Benaroya Research Institute (BRI) is a world leader in human immune system research. BRI works to advance the science that will predict, prevent, reverse and cure immune system diseases like allergies, asthma, cancer, COVID-19 and autoimmune diseases. BRI accelerates discovery through laboratory breakthroughs in immunology that are then translated to clinical therapies. We believe that a breakthrough in one immune system disease can lead to progress against them all, and work tirelessly toward our vision of a healthy immune system for everyone. BRI is a world-renowned independent nonprofit research institute affiliated with Virginia Mason Franciscan Health and based in Seattle.

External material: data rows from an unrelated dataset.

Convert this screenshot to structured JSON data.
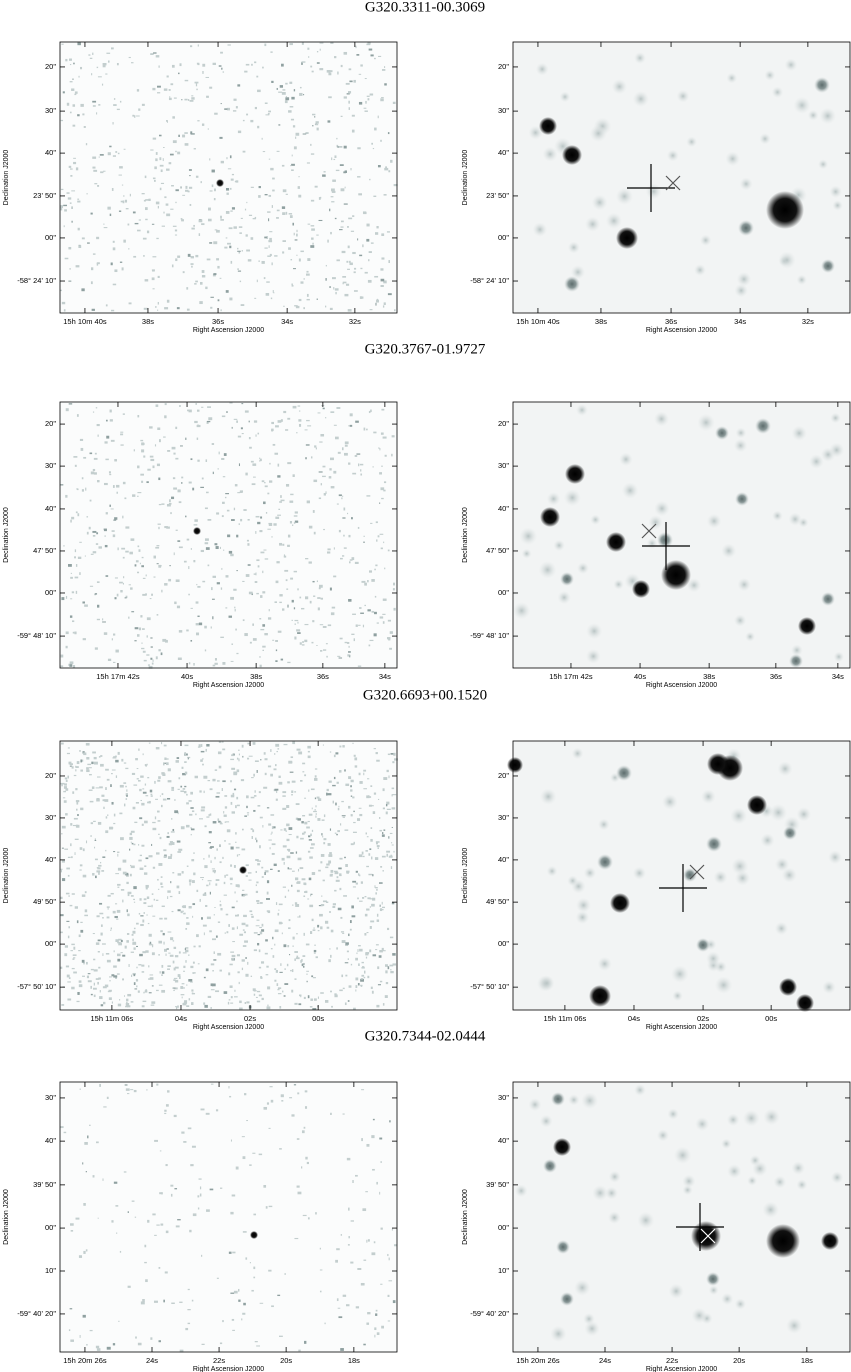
{
  "rows": [
    {
      "title": "G320.3311-00.3069",
      "yticks": [
        "20\"",
        "30\"",
        "40\"",
        "23' 50\"",
        "00\"",
        "-58° 24' 10\""
      ],
      "xticks": [
        "15h 10m 40s",
        "38s",
        "36s",
        "34s",
        "32s"
      ],
      "y_label": "Declination J2000",
      "x_label": "Right Ascension J2000"
    },
    {
      "title": "G320.3767-01.9727",
      "yticks": [
        "20\"",
        "30\"",
        "40\"",
        "47' 50\"",
        "00\"",
        "-59° 48' 10\""
      ],
      "xticks": [
        "15h 17m 42s",
        "40s",
        "38s",
        "36s",
        "34s"
      ],
      "y_label": "Declination J2000",
      "x_label": "Right Ascension J2000"
    },
    {
      "title": "G320.6693+00.1520",
      "yticks": [
        "20\"",
        "30\"",
        "40\"",
        "49' 50\"",
        "00\"",
        "-57° 50' 10\""
      ],
      "xticks": [
        "15h 11m 06s",
        "04s",
        "02s",
        "00s"
      ],
      "y_label": "Declination J2000",
      "x_label": "Right Ascension J2000"
    },
    {
      "title": "G320.7344-02.0444",
      "yticks": [
        "30\"",
        "40\"",
        "39' 50\"",
        "00\"",
        "10\"",
        "-59° 40' 20\""
      ],
      "xticks": [
        "15h 20m 26s",
        "24s",
        "22s",
        "20s",
        "18s"
      ],
      "y_label": "Declination J2000",
      "x_label": "Right Ascension J2000"
    }
  ]
}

Chitin, a Structural Molecule Associated with Allergy Response in Mammals is Identified in Vertebrates
Scientists at Benaroya Research Institute at Virginia Mason (BRI) have made an unexpected discovery that overturns a longstanding belief in the biological sciences. Research, led by Chris Amemiya, PhD, a member at BRI, conducted by Joyce Tang, and done in collaboration with Javier Fernandez, PhD, and Joel Sohn, PhD, at Harvard University was published online in today’s issue of Current Biology. The research demonstrates that chitin, a molecule that was previously thought to be absent in vertebrates and that has been shown to trigger an allergy/immune reaction in mammals, is endogenously produced in fishes and amphibians.

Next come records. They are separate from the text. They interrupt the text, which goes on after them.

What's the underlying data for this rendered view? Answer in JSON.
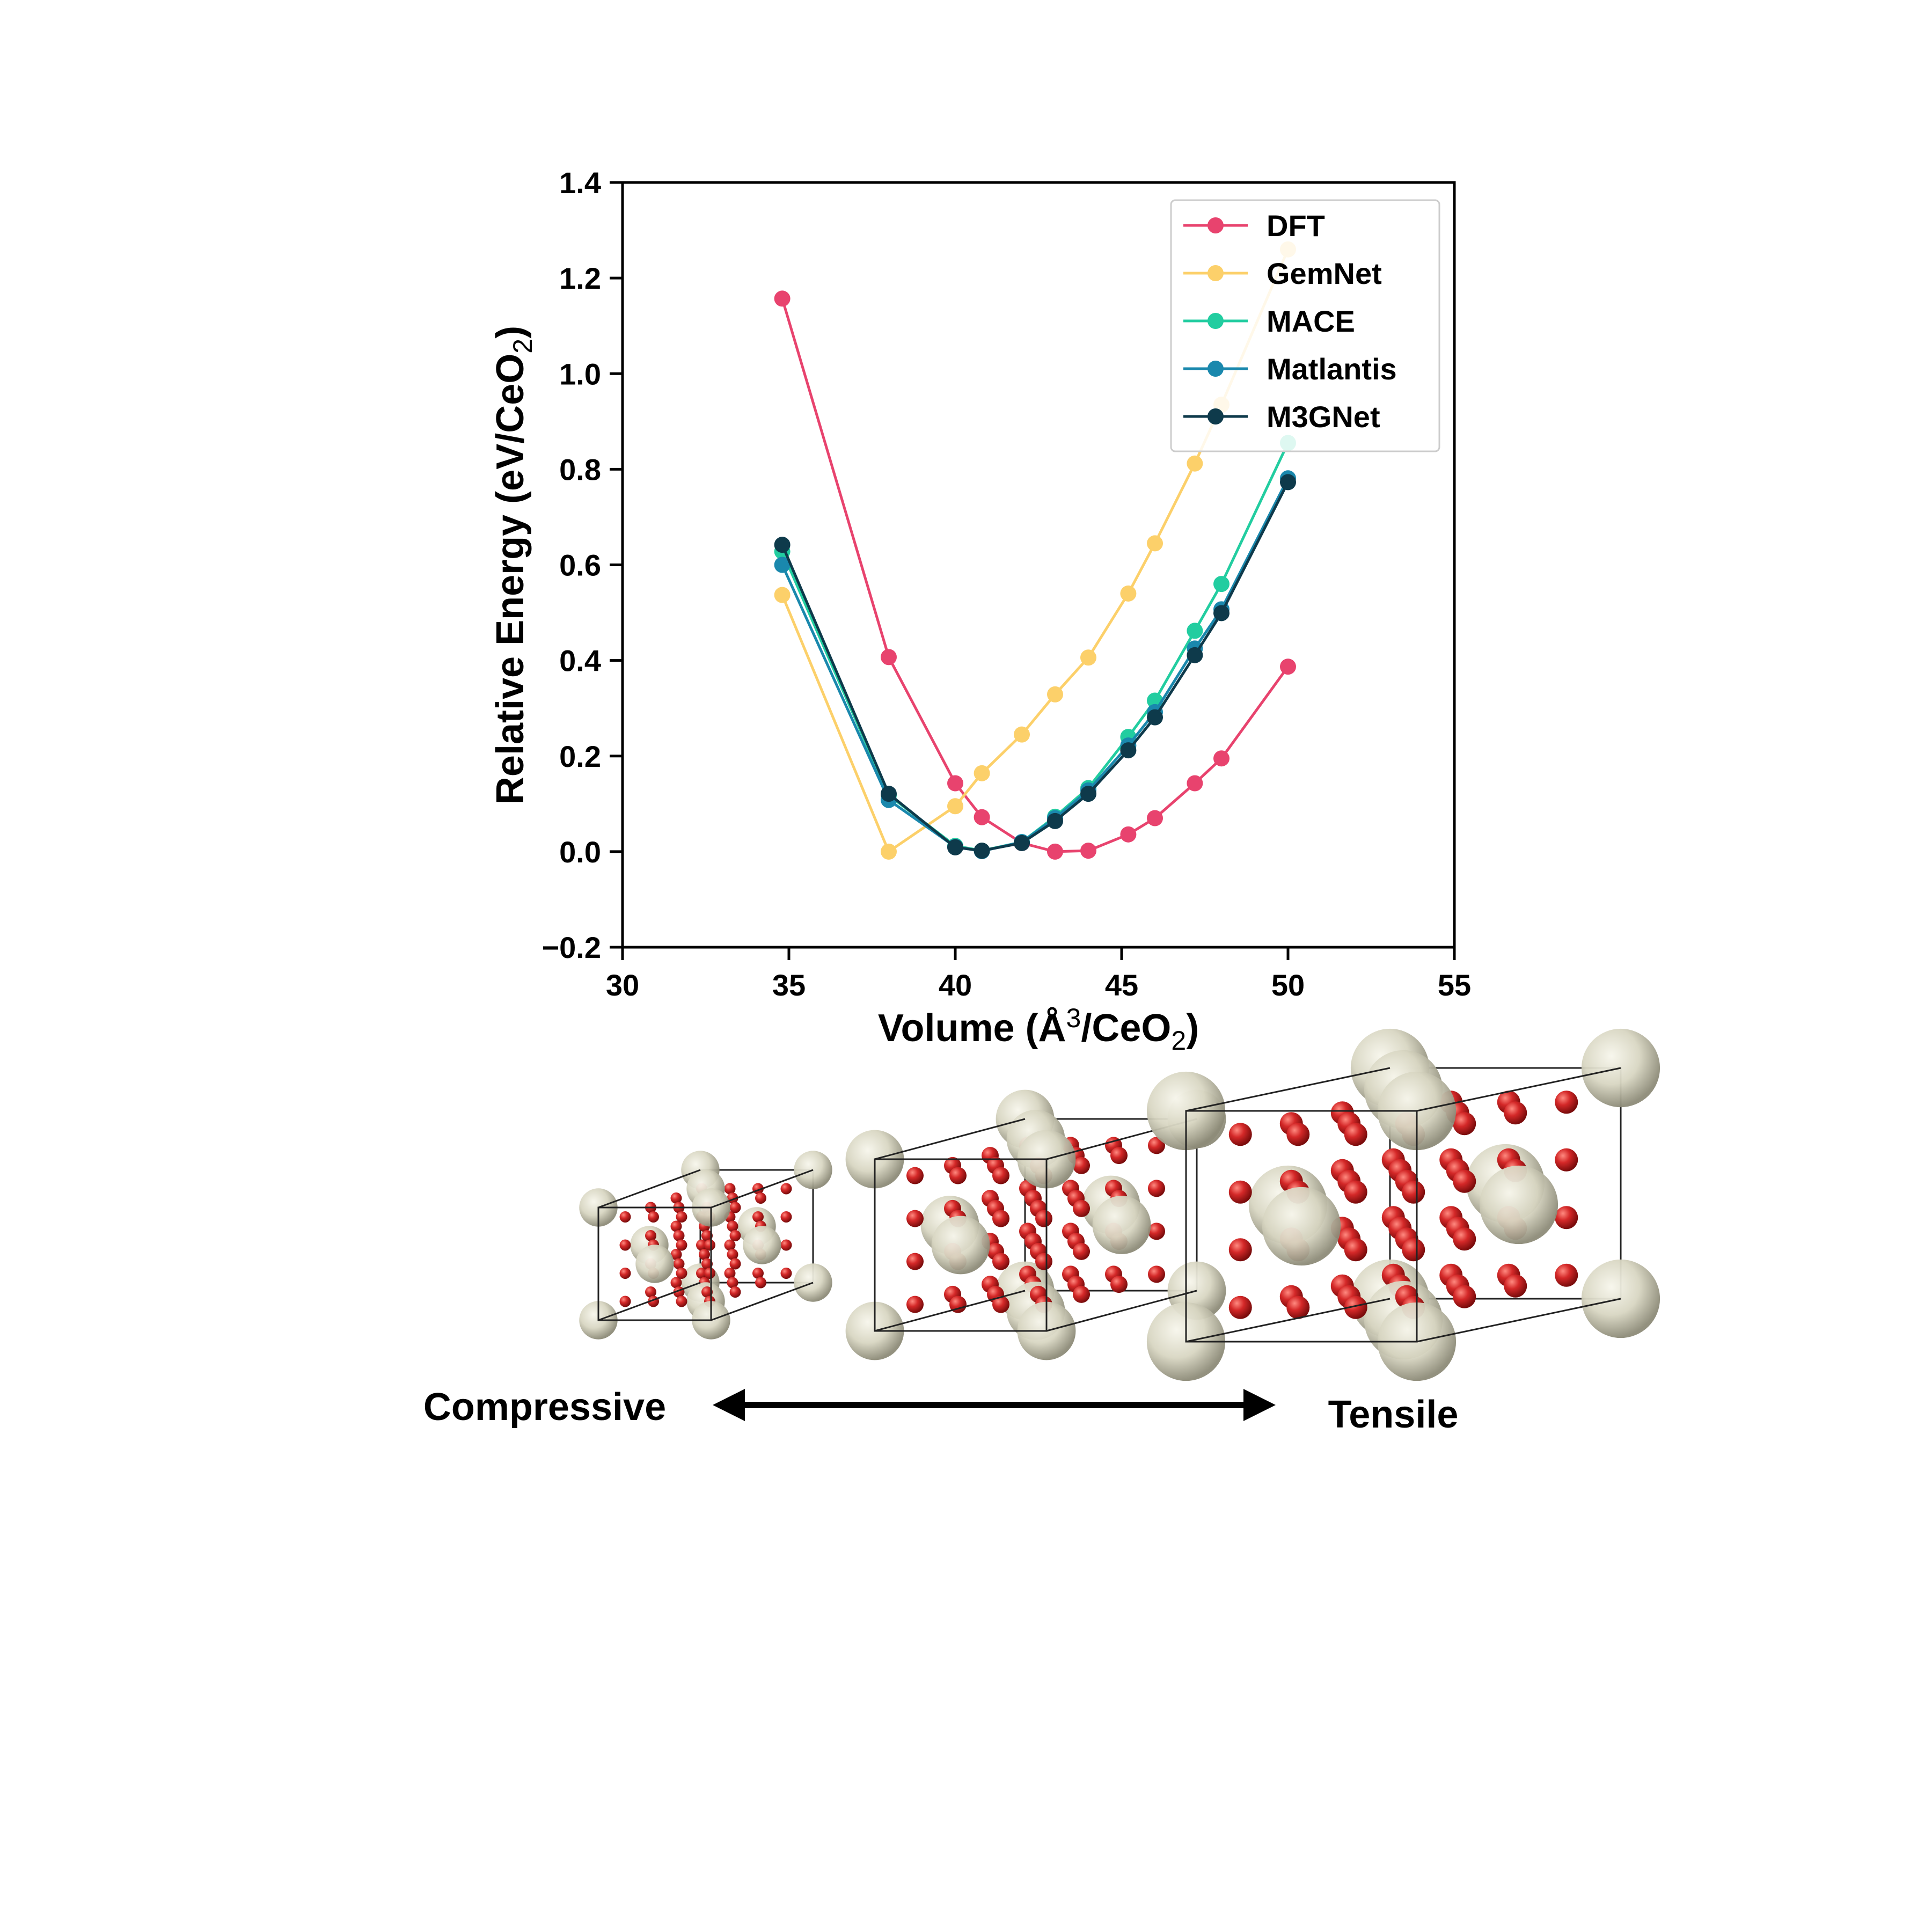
{
  "chart_data": {
    "type": "line",
    "xlabel": "Volume (Å³/CeO₂)",
    "xlabel_parts": {
      "pre": "Volume (Å",
      "sup": "3",
      "mid": "/CeO",
      "sub": "2",
      "post": ")"
    },
    "ylabel": "Relative Energy (eV/CeO₂)",
    "ylabel_parts": {
      "pre": "Relative Energy (eV/CeO",
      "sub": "2",
      "post": ")"
    },
    "xlim": [
      30,
      55
    ],
    "ylim": [
      -0.2,
      1.4
    ],
    "xticks": [
      30,
      35,
      40,
      45,
      50,
      55
    ],
    "yticks": [
      -0.2,
      0.0,
      0.2,
      0.4,
      0.6,
      0.8,
      1.0,
      1.2,
      1.4
    ],
    "xtick_labels": [
      "30",
      "35",
      "40",
      "45",
      "50",
      "55"
    ],
    "ytick_labels": [
      "−0.2",
      "0.0",
      "0.2",
      "0.4",
      "0.6",
      "0.8",
      "1.0",
      "1.2",
      "1.4"
    ],
    "grid": false,
    "legend_position": "top-right",
    "series": [
      {
        "name": "DFT",
        "color": "#e8436e",
        "x": [
          34.8,
          38.0,
          40.0,
          40.8,
          42.0,
          43.0,
          44.0,
          45.2,
          46.0,
          47.2,
          48.0,
          50.0
        ],
        "y": [
          1.157,
          0.407,
          0.143,
          0.072,
          0.018,
          0.0,
          0.002,
          0.036,
          0.07,
          0.143,
          0.195,
          0.387
        ]
      },
      {
        "name": "GemNet",
        "color": "#fcd06a",
        "x": [
          34.8,
          38.0,
          40.0,
          40.8,
          42.0,
          43.0,
          44.0,
          45.2,
          46.0,
          47.2,
          48.0,
          50.0
        ],
        "y": [
          0.537,
          0.0,
          0.095,
          0.164,
          0.245,
          0.329,
          0.406,
          0.54,
          0.645,
          0.812,
          0.935,
          1.26
        ]
      },
      {
        "name": "MACE",
        "color": "#22cda0",
        "x": [
          34.8,
          38.0,
          40.0,
          40.8,
          42.0,
          43.0,
          44.0,
          45.2,
          46.0,
          47.2,
          48.0,
          50.0
        ],
        "y": [
          0.628,
          0.118,
          0.012,
          0.002,
          0.02,
          0.073,
          0.133,
          0.24,
          0.316,
          0.462,
          0.56,
          0.855
        ]
      },
      {
        "name": "Matlantis",
        "color": "#1a88ad",
        "x": [
          34.8,
          38.0,
          40.0,
          40.8,
          42.0,
          43.0,
          44.0,
          45.2,
          46.0,
          47.2,
          48.0,
          50.0
        ],
        "y": [
          0.6,
          0.108,
          0.01,
          0.001,
          0.02,
          0.07,
          0.128,
          0.222,
          0.292,
          0.425,
          0.507,
          0.781
        ]
      },
      {
        "name": "M3GNet",
        "color": "#0e3a4b",
        "x": [
          34.8,
          38.0,
          40.0,
          40.8,
          42.0,
          43.0,
          44.0,
          45.2,
          46.0,
          47.2,
          48.0,
          50.0
        ],
        "y": [
          0.642,
          0.121,
          0.009,
          0.002,
          0.018,
          0.064,
          0.121,
          0.212,
          0.281,
          0.411,
          0.499,
          0.773
        ]
      }
    ]
  },
  "illustration": {
    "left_label": "Compressive",
    "right_label": "Tensile",
    "colors": {
      "oxygen": "#d42828",
      "cerium": "#d8d6c2",
      "arrow": "#000000",
      "cell_edge": "#222222"
    }
  }
}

“Based on our observations, it is clear that vertebrates probably use chitin in very different ways than invertebrates or fungi,” noted Dr. Amemiya. “Our hope is that by studying the biological roles of chitin in vertebrates, we will uncover broad generalizable principles, thereby allowing us to extend its use in biomedical and practical applications.”
Chitin is primarily known as a molecule that forms hard structures like fungal cell walls and the exoskeletons of invertebrates such as insects and crustaceans. It is a polymer made up of many repeating units of a sugar called N-acetylglucosamine, is naturally produced in many organisms, and forms a strong and pliable material that is made even stronger when complexed with other materials (such as proteins and minerals) to form the protective outer shells of insects and crustaceans.

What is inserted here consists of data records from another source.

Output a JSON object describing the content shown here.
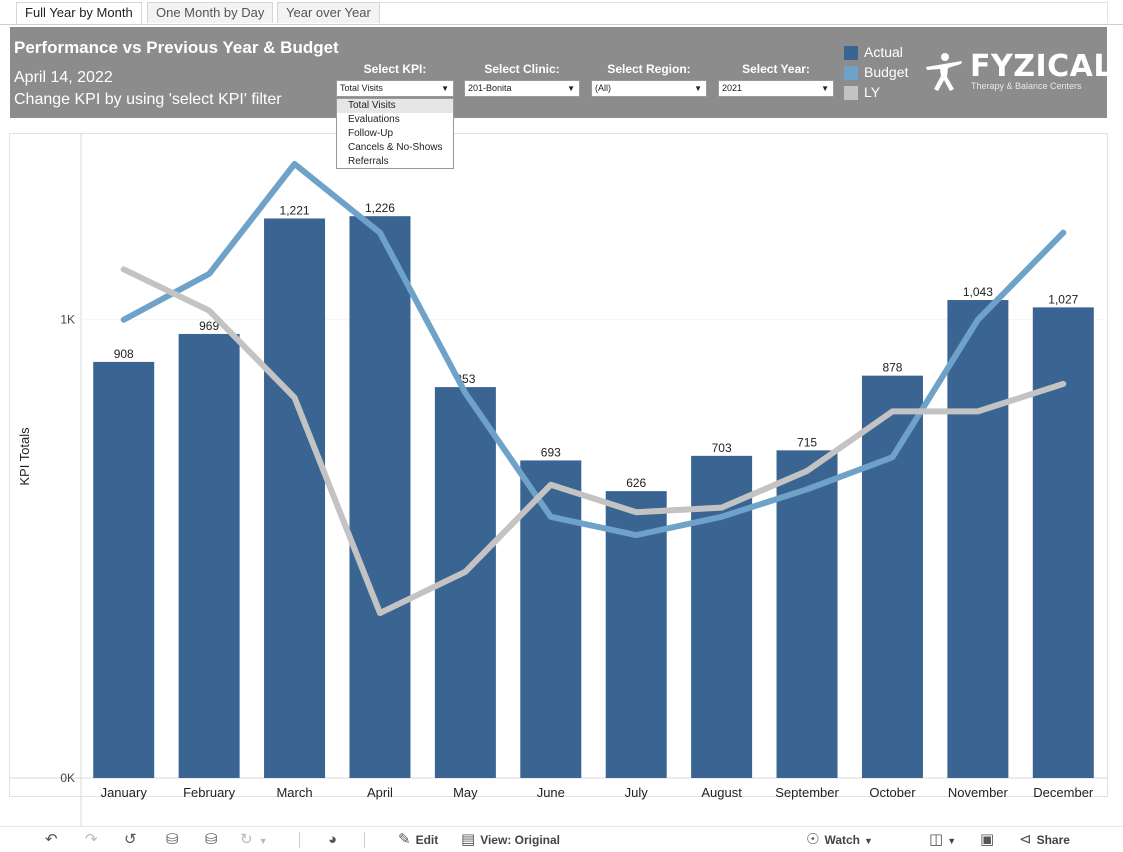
{
  "tabs": [
    {
      "label": "Full Year by Month",
      "active": true
    },
    {
      "label": "One Month by Day",
      "active": false
    },
    {
      "label": "Year over Year",
      "active": false
    }
  ],
  "header": {
    "title": "Performance vs Previous Year & Budget",
    "date": "April 14, 2022",
    "hint": "Change KPI by using 'select KPI' filter"
  },
  "filters": {
    "kpi": {
      "label": "Select KPI:",
      "value": "Total Visits"
    },
    "clinic": {
      "label": "Select Clinic:",
      "value": "201-Bonita"
    },
    "region": {
      "label": "Select Region:",
      "value": "(All)"
    },
    "year": {
      "label": "Select Year:",
      "value": "2021"
    }
  },
  "kpi_options": [
    "Total Visits",
    "Evaluations",
    "Follow-Up",
    "Cancels & No-Shows",
    "Referrals"
  ],
  "legend": [
    {
      "label": "Actual",
      "color": "#3a6592"
    },
    {
      "label": "Budget",
      "color": "#6fa2c9"
    },
    {
      "label": "LY",
      "color": "#c3c3c3"
    }
  ],
  "logo": {
    "name": "FYZICAL",
    "tagline": "Therapy & Balance Centers"
  },
  "chart_data": {
    "type": "bar",
    "ylabel": "KPI Totals",
    "y_ticks": [
      "0K",
      "1K"
    ],
    "ylim": [
      0,
      1340
    ],
    "grid": false,
    "categories": [
      "January",
      "February",
      "March",
      "April",
      "May",
      "June",
      "July",
      "August",
      "September",
      "October",
      "November",
      "December"
    ],
    "series": [
      {
        "name": "Actual",
        "type": "bar",
        "color": "#3a6592",
        "values": [
          908,
          969,
          1221,
          1226,
          853,
          693,
          626,
          703,
          715,
          878,
          1043,
          1027
        ],
        "labels": [
          "908",
          "969",
          "1,221",
          "1,226",
          "853",
          "693",
          "626",
          "703",
          "715",
          "878",
          "1,043",
          "1,027"
        ]
      },
      {
        "name": "Budget",
        "type": "line",
        "color": "#6fa2c9",
        "values": [
          1000,
          1100,
          1340,
          1190,
          840,
          570,
          530,
          570,
          630,
          700,
          1000,
          1190
        ]
      },
      {
        "name": "LY",
        "type": "line",
        "color": "#c3c3c3",
        "values": [
          1110,
          1020,
          830,
          360,
          450,
          640,
          580,
          590,
          670,
          800,
          800,
          860
        ]
      }
    ]
  },
  "toolbar": {
    "undo_icon": "undo-icon",
    "redo_icon": "redo-icon",
    "revert_icon": "revert-icon",
    "edit_label": "Edit",
    "view_label": "View: Original",
    "watch_label": "Watch",
    "share_label": "Share"
  }
}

The general belief that vertebrates lack chitin was largely based on the presumed absence within vertebrate genomes of a gene called chitin synthase, whose activity is necessary to produce chitin. However, upon closer examination of many vertebrate genomes, the Amemiya laboratory identified fish and amphibian genes that strongly resembled chitin synthase genes found in insects. Using multiple experimental approaches, including genomics, developmental biology, and chemical purification and analysis, the authors have demonstrated that chitin synthase genes are active in fishes and an amphibian and that they endogenously generate chitin.
“These findings seemingly flip the previously held assumptions about vertebrates and chitin on their head,” noted Steven Ziegler, PhD, Director of the Immunology Research Program at BRI. Prior research from Dr. Ziegler and Richard Locksley, MD (UCSF), demonstrated that chitin produces an allergic reaction in mice. Taken together with Dr. Amemiya’s findings identifying chitin in fishes and amphibians, this exposes a paradox with regard to the role of chitin in vertebrates and the evolution of chitin synthase genes. Chitin is expressed in fishes and amphibians, however, chitin synthase genes are no longer maintained in the genomes of mammals and chitin exposure induces an immune response.
Chitin’s current and potential uses across agriculture, industry and medicine are quite broad. Chitin, which naturally induces anti-fungal defense responses in plants, has been used in agriculture to protect against fungal infections and as a fertilizer. In addition, due to the malleable nature of the chitin polymer, it has also been leveraged in biomedical applications including surgical sutures, wound healing approaches, drug delivery vessels and bioscaffolds for tissue engineering. Chitin has also been shown recently to be an excellent material for biodegradable plastics.